AI startup Trefos is helping foresters see the wood for the trees.
Using custom lidar and camera-mounted drones, the Philadelphia-based company collects data for high-resolution, 3D forest maps. These metrics allow government agencies and the forestry industry to estimate the volume of timber and biomass in an area of forest, as well as the amount of carbon stored in the trees.
With this unprecedented detail, foresters can make more informed decisions when, for example, evaluating the need for controlled burns to clear biomass and reduce the risk of wildfires.
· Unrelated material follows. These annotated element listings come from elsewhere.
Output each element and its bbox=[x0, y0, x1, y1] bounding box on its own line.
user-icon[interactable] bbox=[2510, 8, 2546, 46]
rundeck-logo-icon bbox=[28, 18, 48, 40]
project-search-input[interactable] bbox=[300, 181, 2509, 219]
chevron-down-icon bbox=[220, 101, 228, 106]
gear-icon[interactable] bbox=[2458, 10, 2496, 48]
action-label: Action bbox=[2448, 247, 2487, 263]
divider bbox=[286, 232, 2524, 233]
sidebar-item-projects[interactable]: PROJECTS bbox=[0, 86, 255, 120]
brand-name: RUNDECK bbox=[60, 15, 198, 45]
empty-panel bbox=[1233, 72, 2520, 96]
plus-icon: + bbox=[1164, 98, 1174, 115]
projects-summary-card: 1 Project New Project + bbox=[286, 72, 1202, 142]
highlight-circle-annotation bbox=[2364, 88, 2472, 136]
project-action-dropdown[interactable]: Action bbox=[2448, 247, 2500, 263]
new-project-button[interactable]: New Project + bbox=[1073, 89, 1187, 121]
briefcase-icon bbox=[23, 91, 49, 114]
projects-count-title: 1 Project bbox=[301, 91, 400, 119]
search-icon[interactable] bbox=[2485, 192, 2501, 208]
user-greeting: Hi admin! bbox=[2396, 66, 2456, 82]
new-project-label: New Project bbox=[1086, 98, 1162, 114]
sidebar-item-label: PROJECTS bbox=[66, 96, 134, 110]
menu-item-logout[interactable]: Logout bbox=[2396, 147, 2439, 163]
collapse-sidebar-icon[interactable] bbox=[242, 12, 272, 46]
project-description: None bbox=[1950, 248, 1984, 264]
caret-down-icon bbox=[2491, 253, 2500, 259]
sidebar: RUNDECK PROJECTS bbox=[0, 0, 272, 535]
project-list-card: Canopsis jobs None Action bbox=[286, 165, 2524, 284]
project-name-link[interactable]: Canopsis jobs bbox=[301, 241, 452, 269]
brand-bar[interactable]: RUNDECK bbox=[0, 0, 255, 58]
“Forests are often very dense, with a very repetitive layout,” said Steven Chen, founder and CEO of the startup, a member of the NVIDIA Inception program, which supports startups from product development to deployment. “We can use deep learning algorithms to detect trees, isolate them from the surrounding branches and vines, and use those as landmarks.”
Trained on NVIDIA GPUs, the deep learning algorithms detect trees from both camera images and lidar point clouds. AI can dramatically increase the amount of data foresters are able to collect, while delivering results much faster than traditional forest monitoring — where scientists physically walk through forest terrain to record metrics of interest, like the width of a tree trunk.
“It’s an extremely time-consuming process, often walking through very dense forests with a tape measure,” Chen said. “It would take at least a day to survey 100 acres, while measuring less than 2 percent of the trees.”
By collecting data by drone-mounted lidar and camera sensors, it would only take 30 minutes to go through the same 100 acres — while measuring every tree.
Getting AI Down to a Tree
Chen began his career in finance, working as an agricultural-options trader. “There, I saw the importance of getting inventory data for forests,” he said.
So when he joined the University of Pennsylvania as a Ph.D. student in robotics, he began working on ways robotics and machine learning can help get a better picture of the layout and features of forests around the world. Much of the research behind Trefos originated in Chen’s work in the Vijay Kumar Lab, a robotics research group at UPenn.
Trefos’s custom-built drones can fly autonomously through both organized, planted forests and wild ones. Chen and his team are working with the New Jersey Forest Service, which allow Trefos’s drones to fly through state forests and provide perspective on the kinds of metrics that would be useful to foresters.
The company has collected and labeled all its own training data to ensure high quality and to maintain control over the properties being labeled — such as whether the algorithms should classify a tree and its branches as two separate elements or just one.
Some processing is done at the edge, helping autonomously fly the drone through forests. But the data collected for mapping is processed offline on NVIDIA hardware, including TITAN GPUs and RTX GPUs on desktop systems — plus the NVIDIA DGX Station and DGX-1 server for heavier computing workloads.
Its AI algorithms are developed using the TensorFlow deep learning framework. While the drone platform currently captures images at 1-megapixel resolution, Trefos is looking at 4K cameras for the deployed product.
Chen founded Trefos less than two years ago. The company has received a grant from the National Science Foundation’s Small Business Innovation Research program and is running pilot tests in forests across the U.S.